Politically incorrect in Holland and Ulster
In the movie "Modern Times," Charlie Chaplin played a factory worker so used to the repetitive actions demanded of him on the assembly line that even off-duty, he involuntarily went through the motions.
An off-duty copy editor may be Chaplin's Information Age counterpart: I've always got my antennae up for misspelled words and misusages.
A couple weeks ago I ran across a magazine reference to "Holland." I immediately thought, " 'Holland' is usually wrong and ought to be replaced with 'the Netherlands,' " and was reaching reflexively for my red pen when I saw it was a reference to Holland, Mich., which, even were I on duty, I wouldn't need to change. (A colleague calls this "search-and-replace editing.")
The Dutch referendum on the European Constitution last week has meant that "Holland" was much in the news.

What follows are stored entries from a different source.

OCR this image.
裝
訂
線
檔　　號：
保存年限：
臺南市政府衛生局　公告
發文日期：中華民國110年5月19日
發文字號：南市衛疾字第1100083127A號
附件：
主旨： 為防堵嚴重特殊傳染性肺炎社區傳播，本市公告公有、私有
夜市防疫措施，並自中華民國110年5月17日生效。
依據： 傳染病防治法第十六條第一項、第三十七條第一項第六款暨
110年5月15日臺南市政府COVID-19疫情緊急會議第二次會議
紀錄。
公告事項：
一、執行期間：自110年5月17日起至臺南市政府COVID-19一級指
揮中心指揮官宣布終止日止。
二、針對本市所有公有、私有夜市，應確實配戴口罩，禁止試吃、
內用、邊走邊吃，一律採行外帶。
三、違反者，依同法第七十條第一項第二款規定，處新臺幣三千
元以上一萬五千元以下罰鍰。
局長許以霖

As I pondered the really big questions such as, "Are Europeans turning their backs on continental integration?" I found myself also wondering, "How come so many people who ought to know better are calling it 'Holland' instead of 'the Netherlands'?"
Editing is often the point at which the irresistible push for shorter, simpler ways of saying things meets the immovable object of the need for standards, accuracy, and precision.
Wouldn't it be great to be able to say "Holland"? Lots of people do - but not quite correctly. Holland was a county in the Holy Roman Empire. Today, North Holland and South Holland are two provinces of the constitutional monarchy now properly known as the Netherlands. And we editors can't pretend we don't know this stuff. Darn!
Similarly, I wish we could get more use out of "Ulster." It's often used to mean "Northern Ireland" - the six counties of the Emerald Isle that are part of the United Kingdom, rather than the Republic of Ireland. "Ulster" is shorter than "Northern Ireland" and makes for less cumbersome compounds. But it's not politically correct, alas. "Ulster" was one of the traditional provinces of Ireland. Its nine counties include three that are today in the Republic. Thus Ulster does not equal Northern Ireland.
"Holland" has been on my mental map since the days of picture books full of wooden shoes and windmills. But at some point - learning in school about the Pilgrims' stopover in Leiden on their way to the New World, perhaps? - we picked up the message that "the Netherlands" was the better term.
For extra credit, we found out that "the Low Countries" is a little trio consisting of the Netherlands, Belgium, and Luxembourg. These three are also known by the beneficent and luxurious, if also somewhat soapy-sounding, name of the Benelux countries; as such they were a precursor of today's European Union. (The Gray and Damp Countries are somewhere nearby, perhaps across the Channel; the Sunny Countries are to the south.)
Sometimes political correctness and simplicity coincide. The European Community has become the European Union. Reunification has given us "Germany" instead of East and West Germany. The Soviet Union has dissolved, and it is once again OK to speak simply of Russia and the Russians. Whew.
And not to minimize the continuing challenges among the developing democracies (or not-so-democratic states) within the former USSR, but a swap that lets us unload "the Byelorussian Soviet Socialist Republic" in favor of the simplicity of "Belarus" is a good deal.